If you want your mind blown a lot more

Ehm, that's not mind blowing at all? I think there is some misundestanding. I am not talking about Strings and Tuples alone, but a global rule for all types as being immutable by default. And it would be nice to have a way to tell ANY variable to be immutable.

Scheme does not demands immutability like Clojure, but it prefers it

I'm not sure what "prefers" means in this context; do you mean it "defaults" to? Rust in example doesn't "demand" immutability, it just defaults to it. I had looked into Clojure for a while, but I don't like Lisp.

Just for good measure, I think Odin and Scala are also interesting languages. Whats interesting about Scala is, it can output Java Bytecode, JavaScript and native compiled code. Odin on the other hand seems to be a mixture of C and Python, but I didn't look any further.

[-] HaraldvonBlauzahn@feddit.org 2 points 12 hours ago* (last edited 12 hours ago)

Scheme does not demands immutability like Clojure, but it prefers it

I'm not sure what "prefers" means in this context; do you mean it "defaults" to? Rust in example doesn't "demand" immutability, it just defaults to it.

In Clojure, all standard data types are immutable. (Except Java arrays, which are accesible; Clojure's vector type is immutable too).

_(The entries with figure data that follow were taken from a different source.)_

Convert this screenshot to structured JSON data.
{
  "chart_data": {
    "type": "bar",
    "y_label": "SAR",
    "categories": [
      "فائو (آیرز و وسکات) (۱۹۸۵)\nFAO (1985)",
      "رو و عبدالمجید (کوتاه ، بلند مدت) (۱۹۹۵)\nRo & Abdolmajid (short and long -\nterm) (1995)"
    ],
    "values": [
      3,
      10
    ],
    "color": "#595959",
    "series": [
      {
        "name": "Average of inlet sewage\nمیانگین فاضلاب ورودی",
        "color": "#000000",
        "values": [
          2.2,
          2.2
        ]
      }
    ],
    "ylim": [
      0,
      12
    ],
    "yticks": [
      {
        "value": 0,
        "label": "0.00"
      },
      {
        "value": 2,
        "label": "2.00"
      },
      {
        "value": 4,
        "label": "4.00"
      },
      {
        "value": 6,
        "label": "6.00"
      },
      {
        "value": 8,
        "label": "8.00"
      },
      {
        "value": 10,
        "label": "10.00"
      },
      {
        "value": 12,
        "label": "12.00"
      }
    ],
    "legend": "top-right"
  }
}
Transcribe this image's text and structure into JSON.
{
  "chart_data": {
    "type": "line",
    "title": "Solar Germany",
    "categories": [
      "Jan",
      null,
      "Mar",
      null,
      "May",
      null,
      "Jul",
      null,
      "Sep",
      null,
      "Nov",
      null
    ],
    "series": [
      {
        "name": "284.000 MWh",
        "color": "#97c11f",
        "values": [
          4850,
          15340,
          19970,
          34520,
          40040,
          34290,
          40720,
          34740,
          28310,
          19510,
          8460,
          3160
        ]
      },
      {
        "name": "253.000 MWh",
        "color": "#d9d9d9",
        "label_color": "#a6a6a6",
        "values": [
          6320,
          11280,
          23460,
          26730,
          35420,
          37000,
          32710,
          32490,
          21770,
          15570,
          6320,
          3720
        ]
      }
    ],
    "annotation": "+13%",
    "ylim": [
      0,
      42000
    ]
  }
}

If you need mutable containers, there are transients, which do have methods for mutating access. But these need to be "frozen" into normal collections before they are e.g. returned from a function; their scope is strictly local to a function.

Schemes are a bit more liberal, you can modify variables in Scheme but it is not idiomatic. Like in Clojure, recursion is often used over iteration. Also, e.g. in Racket, you have a lot of things like list conprehensions or dictionary comprehensions in Python.

Common Lisp is even more liberal; one can use a purely functional style but it wholly depends on own discipline.

I had looked into Clojure for a while, but I don't like Lisp.

So, Lisps might not be your cup of tea; Scala is pretty close in these aspects.

But Lisps are fantastic languages; Minimalist, very expressive, very performant implementations like SBCL or Guile, and run on many kinds of substrate, like the JVM (Clojure, Kawa, Armed Bear), native/POSIX(SBCL, Guile and many more), JavaScript (ClojureScript), GraalVM (babashka), the Python bytecode machine (basilisp), and so on.